Shanghai Offices 1H 2024

Research article

Shanghai Offices 1H/2024

Persistent oversupply continues to pressure the Shanghai office market as landlords face challenges

HOW SERIOUS IS THE OVERSUPPLY SITUATION?

Over the past 12 months, numerous media outlets have highlighted the high office vacancy rates in China’s Tier 1 cities, prompting discussions on the office overbuild and soft demand. From 2000 to 2013, Shanghai’s annual Grade A office supply averaged 440,000 sq m, which was roughly balanced with a net absorption of 420,000 sq m per annum. The trend shifted in 2014 when decentralised areas began significant development, marked by the completion of the first Grade A office project in the Hongqiao Transportation Hub (HTH). This initiated annual supply to surge to over one million sq m. This growth peaked in 2017 with 2.3 million sq m of new supply from projects in HTH, Qibao in Puxi, and Expo and New Bund in Pudong. From 2014 to 2023, the annual supply averaged 1.3 million sq m, against a net absorption of 960,000 sq m, including self-use space. As of Q1/2024, the slowing demand and substantial supply have pushed the vacancy rate of Shanghai’s Grade A office market to 21.7%.
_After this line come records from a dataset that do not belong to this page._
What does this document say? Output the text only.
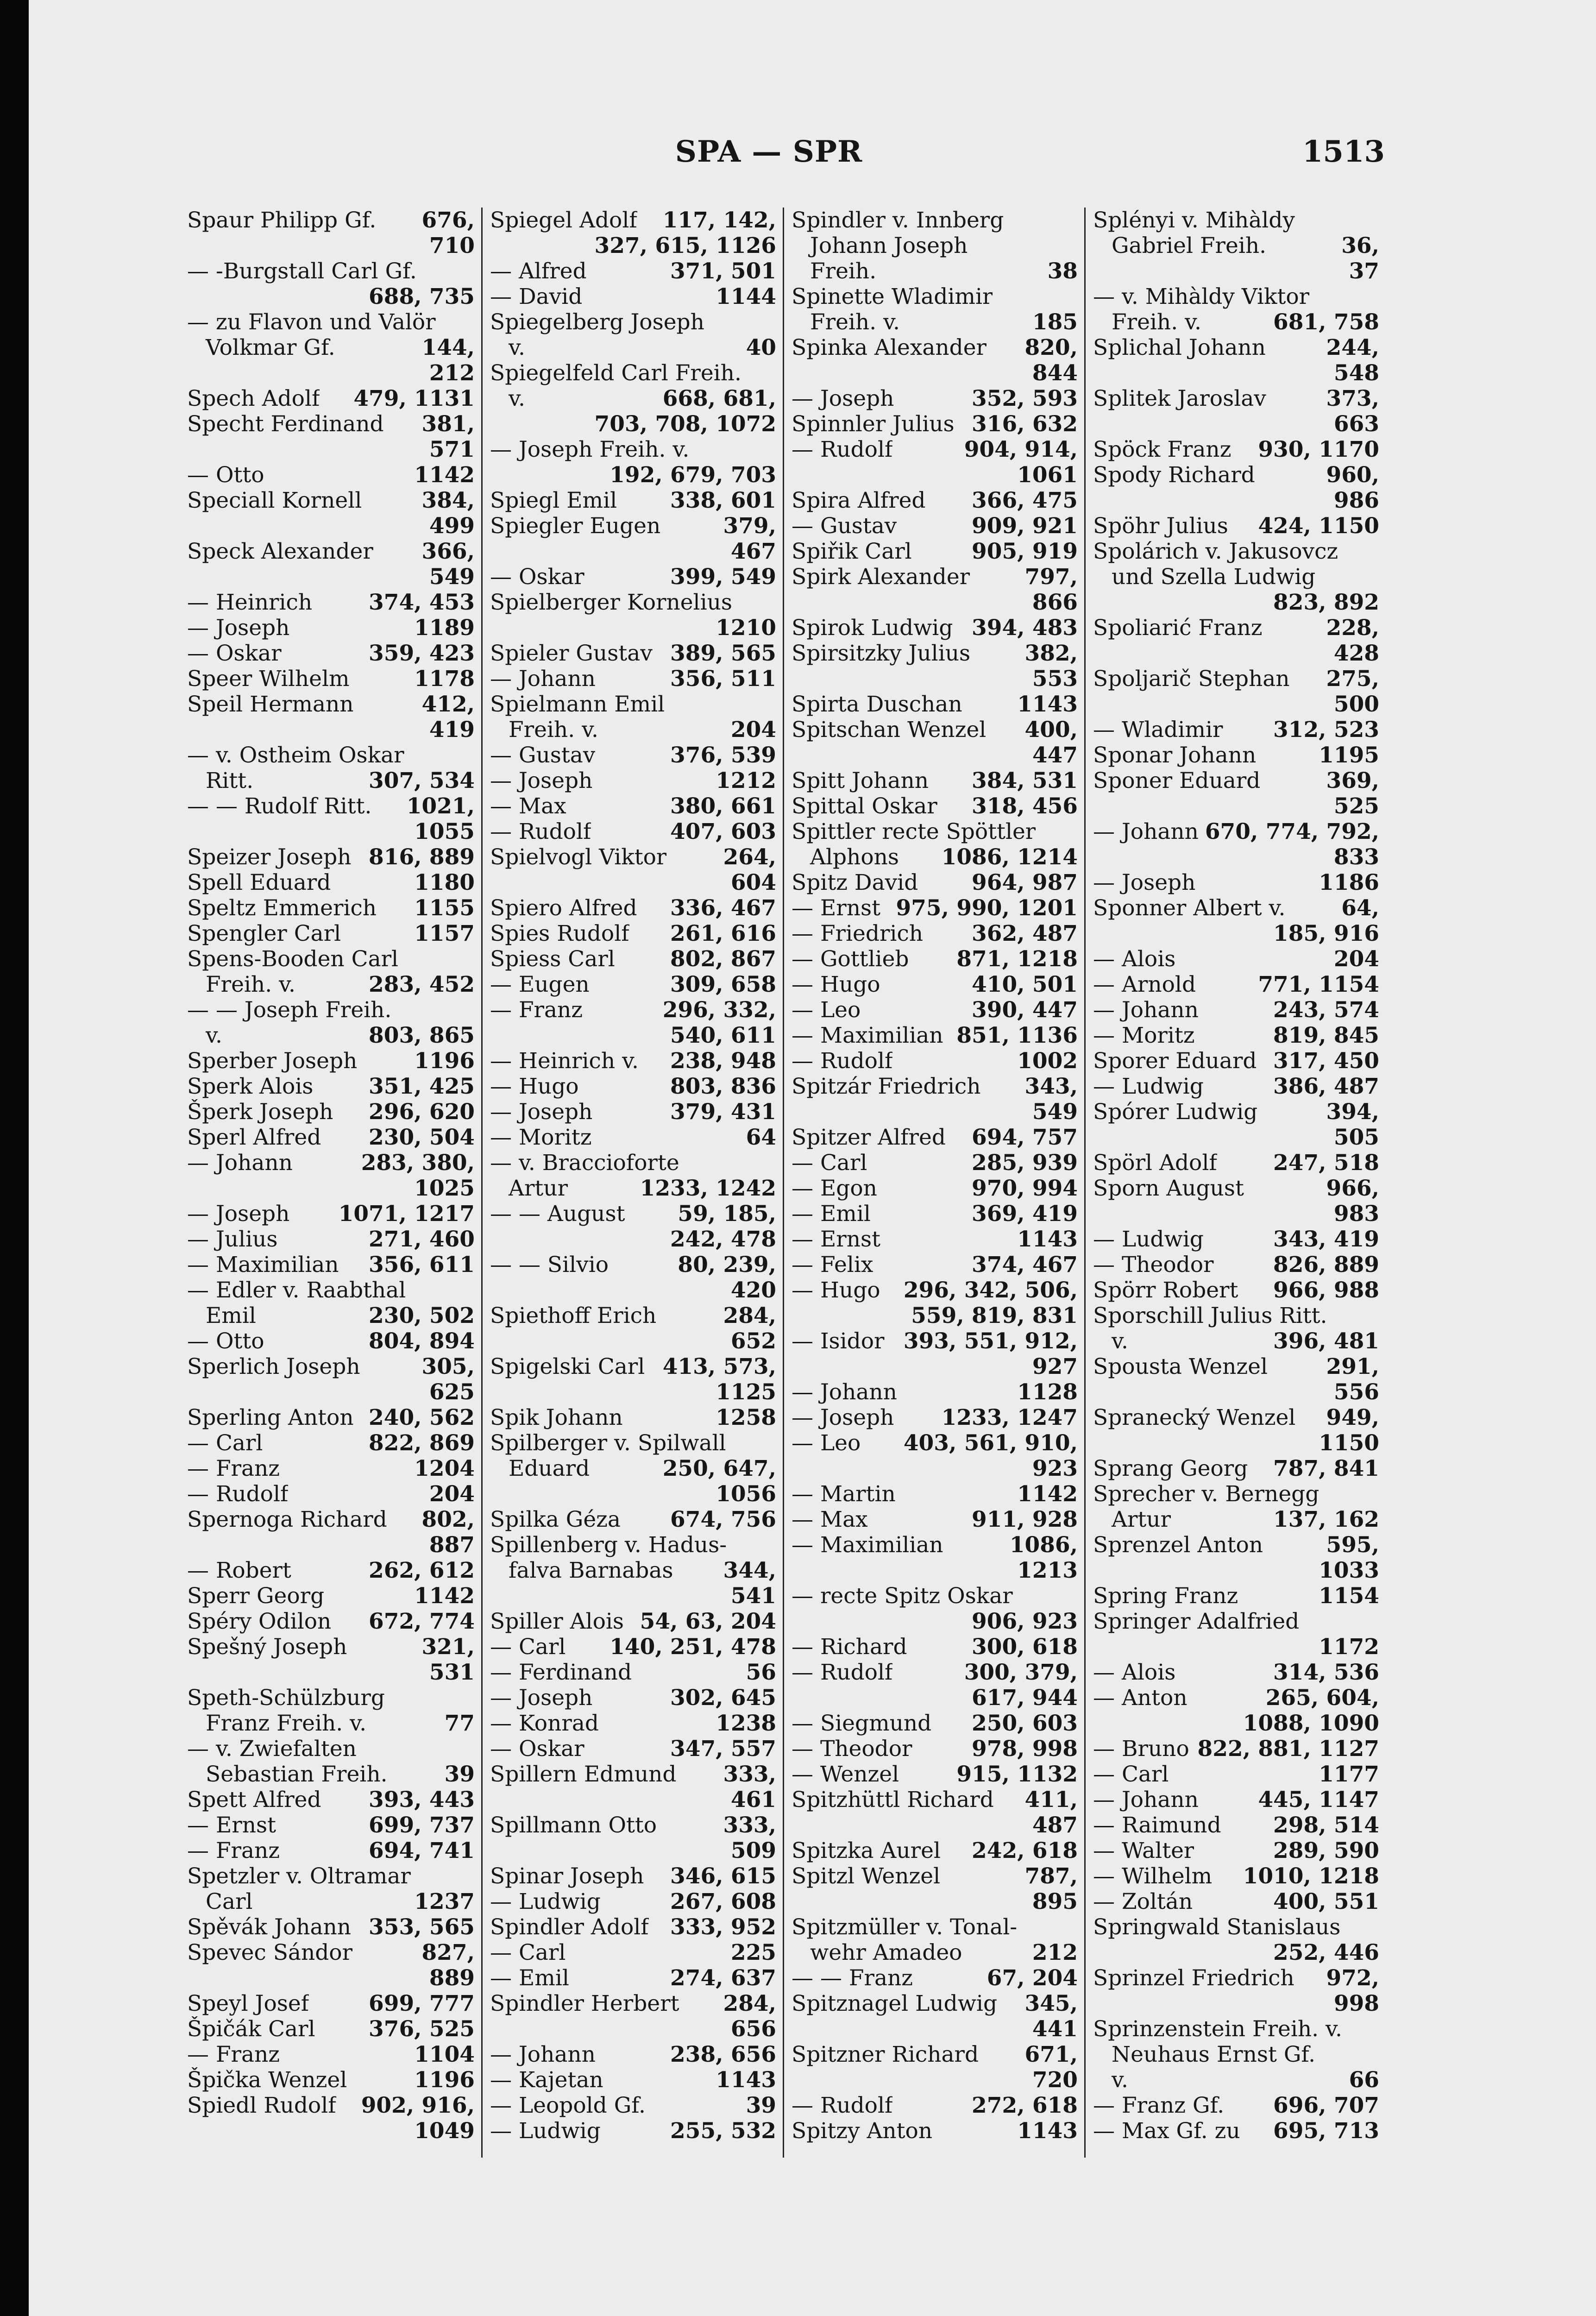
SPA — SPR	1513
Spaur Philipp Gf. 676,
710
— -Burgstall Carl Gf.
688, 735
— zu Flavon und Valör
Volkmar Gf.	144,
212
Spech Adolf 479, 1131
Specht Ferdinand 381,
571
— Otto	1142
Speciall Kornell	384,
499
Speck Alexander 366,
549
— Heinrich	374, 453
— Joseph	1189
— Oskar	359, 423
Speer Wilhelm	1178
Speil Hermann	412,
419
— v. Ostheim Oskar
Ritt.	307, 534
— — Rudolf Ritt. 1021,
1055
Speizer Joseph 816, 889
Spell Eduard	1180
Speltz Emmerich 1155
Spengler Carl	1157
Spens-Booden Carl
Freih. v.	283, 452
— — Joseph Freih.
v.	803, 865
Sperber Joseph	1196
Sperk Alois	351, 425
Šperk Joseph 296, 620
Sperl Alfred 230, 504
— Johann	283, 380,
1025
— Joseph 1071, 1217
— Julius	271, 460
— Maximilian 356, 611
— Edler v. Raabthal
Emil	230, 502
— Otto	804, 894
Sperlich Joseph	305,
625
Sperling Anton 240, 562
— Carl	822, 869
— Franz	1204
— Rudolf	204
Spernoga Richard 802,
887
— Robert	262, 612
Sperr Georg	1142
Spéry Odilon 672, 774
Spešný Joseph	321,
531
Speth-Schülzburg
Franz Freih. v.	77
— v. Zwiefalten
Sebastian Freih.	39
Spett Alfred 393, 443
— Ernst	699, 737
— Franz	694, 741
Spetzler v. Oltramar
Carl	1237
Spěvák Johann 353, 565
Spevec Sándor	827,
889
Speyl Josef	699, 777
Špičák Carl 376, 525
— Franz	1104
Špička Wenzel	1196
Spiedl Rudolf 902, 916,
1049
Spiegel Adolf 117, 142,
327, 615, 1126
— Alfred	371, 501
— David	1144
Spiegelberg Joseph
v.	40
Spiegelfeld Carl Freih.
v.	668, 681,
703, 708, 1072
— Joseph Freih. v.
192, 679, 703
Spiegl Emil 338, 601
Spiegler Eugen	379,
467
— Oskar	399, 549
Spielberger Kornelius
1210
Spieler Gustav 389, 565
— Johann	356, 511
Spielmann Emil
Freih. v.	204
— Gustav	376, 539
— Joseph	1212
— Max	380, 661
— Rudolf	407, 603
Spielvogl Viktor	264,
604
Spiero Alfred 336, 467
Spies Rudolf 261, 616
Spiess Carl	802, 867
— Eugen	309, 658
— Franz	296, 332,
540, 611
— Heinrich v. 238, 948
— Hugo	803, 836
— Joseph	379, 431
— Moritz	64
— v. Braccioforte
Artur	1233, 1242
— — August 59, 185,
242, 478
— — Silvio	80, 239,
420
Spiethoff Erich	284,
652
Spigelski Carl 413, 573,
1125
Spik Johann	1258
Spilberger v. Spilwall
Eduard	250, 647,
1056
Spilka Géza 674, 756
Spillenberg v. Hadus-
falva Barnabas 344,
541
Spiller Alois 54, 63, 204
— Carl 140, 251, 478
— Ferdinand	56
— Joseph	302, 645
— Konrad	1238
— Oskar	347, 557
Spillern Edmund 333,
461
Spillmann Otto	333,
509
Spinar Joseph 346, 615
— Ludwig	267, 608
Spindler Adolf 333, 952
— Carl	225
— Emil	274, 637
Spindler Herbert 284,
656
— Johann	238, 656
— Kajetan	1143
— Leopold Gf.	39
— Ludwig	255, 532
Spindler v. Innberg
Johann Joseph
Freih.	38
Spinette Wladimir
Freih. v.	185
Spinka Alexander 820,
844
— Joseph	352, 593
Spinnler Julius 316, 632
— Rudolf	904, 914,
1061
Spira Alfred 366, 475
— Gustav	909, 921
Spiřik Carl	905, 919
Spirk Alexander	797,
866
Spirok Ludwig 394, 483
Spirsitzky Julius 382,
553
Spirta Duschan	1143
Spitschan Wenzel 400,
447
Spitt Johann 384, 531
Spittal Oskar 318, 456
Spittler recte Spöttler
Alphons 1086, 1214
Spitz David 964, 987
— Ernst 975, 990, 1201
— Friedrich 362, 487
— Gottlieb 871, 1218
— Hugo	410, 501
— Leo	390, 447
— Maximilian 851, 1136
— Rudolf	1002
Spitzár Friedrich 343,
549
Spitzer Alfred 694, 757
— Carl	285, 939
— Egon	970, 994
— Emil	369, 419
— Ernst	1143
— Felix	374, 467
— Hugo 296, 342, 506,
559, 819, 831
— Isidor 393, 551, 912,
927
— Johann	1128
— Joseph 1233, 1247
— Leo 403, 561, 910,
923
— Martin	1142
— Max	911, 928
— Maximilian	1086,
1213
— recte Spitz Oskar
906, 923
— Richard	300, 618
— Rudolf	300, 379,
617, 944
— Siegmund 250, 603
— Theodor	978, 998
— Wenzel	915, 1132
Spitzhüttl Richard 411,
487
Spitzka Aurel 242, 618
Spitzl Wenzel	787,
895
Spitzmüller v. Tonal-
wehr Amadeo	212
— — Franz	67, 204
Spitznagel Ludwig 345,
441
Spitzner Richard 671,
720
— Rudolf	272, 618
Spitzy Anton	1143
Splényi v. Mihàldy
Gabriel Freih.	36,
37
— v. Mihàldy Viktor
Freih. v.	681, 758
Splichal Johann	244,
548
Splitek Jaroslav	373,
663
Spöck Franz 930, 1170
Spody Richard	960,
986
Spöhr Julius 424, 1150
Spolárich v. Jakusovcz
und Szella Ludwig
823, 892
Spoliarić Franz	228,
428
Spoljarič Stephan 275,
500
— Wladimir 312, 523
Sponar Johann	1195
Sponer Eduard	369,
525
— Johann 670, 774, 792,
833
— Joseph	1186
Sponner Albert v.	64,
185, 916
— Alois	204
— Arnold	771, 1154
— Johann	243, 574
— Moritz	819, 845
Sporer Eduard 317, 450
— Ludwig	386, 487
Spórer Ludwig	394,
505
Spörl Adolf	247, 518
Sporn August	966,
983
— Ludwig	343, 419
— Theodor	826, 889
Spörr Robert 966, 988
Sporschill Julius Ritt.
v.	396, 481
Spousta Wenzel	291,
556
Spranecký Wenzel 949,
1150
Sprang Georg 787, 841
Sprecher v. Bernegg
Artur	137, 162
Sprenzel Anton	595,
1033
Spring Franz	1154
Springer Adalfried
1172
— Alois	314, 536
— Anton	265, 604,
1088, 1090
— Bruno 822, 881, 1127
— Carl	1177
— Johann	445, 1147
— Raimund 298, 514
— Walter	289, 590
— Wilhelm 1010, 1218
— Zoltán	400, 551
Springwald Stanislaus
252, 446
Sprinzel Friedrich 972,
998
Sprinzenstein Freih. v.
Neuhaus Ernst Gf.
v.	66
— Franz Gf. 696, 707
— Max Gf. zu 695, 713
Shanghai’s office stock (all grades) reached 107 million sq m by 2022 according to the Statistics Bureau. Assuming similar or higher vacancy rates than the Grade A market this would mean that there is more than 23 million sq m of vacant office space in the city. Added to that, a further eight million sq m of Grade A office projects are expected to enter the market before 2030. Supply may start to abate after this point with the government reducing Shanghai commercial land supply by 80% in 2024 and  rumours at the start of the year about a suspension of project approvals. A number of developers are also considering reducing the space allocated to offices in their projects allocating more to alternative uses like hotels.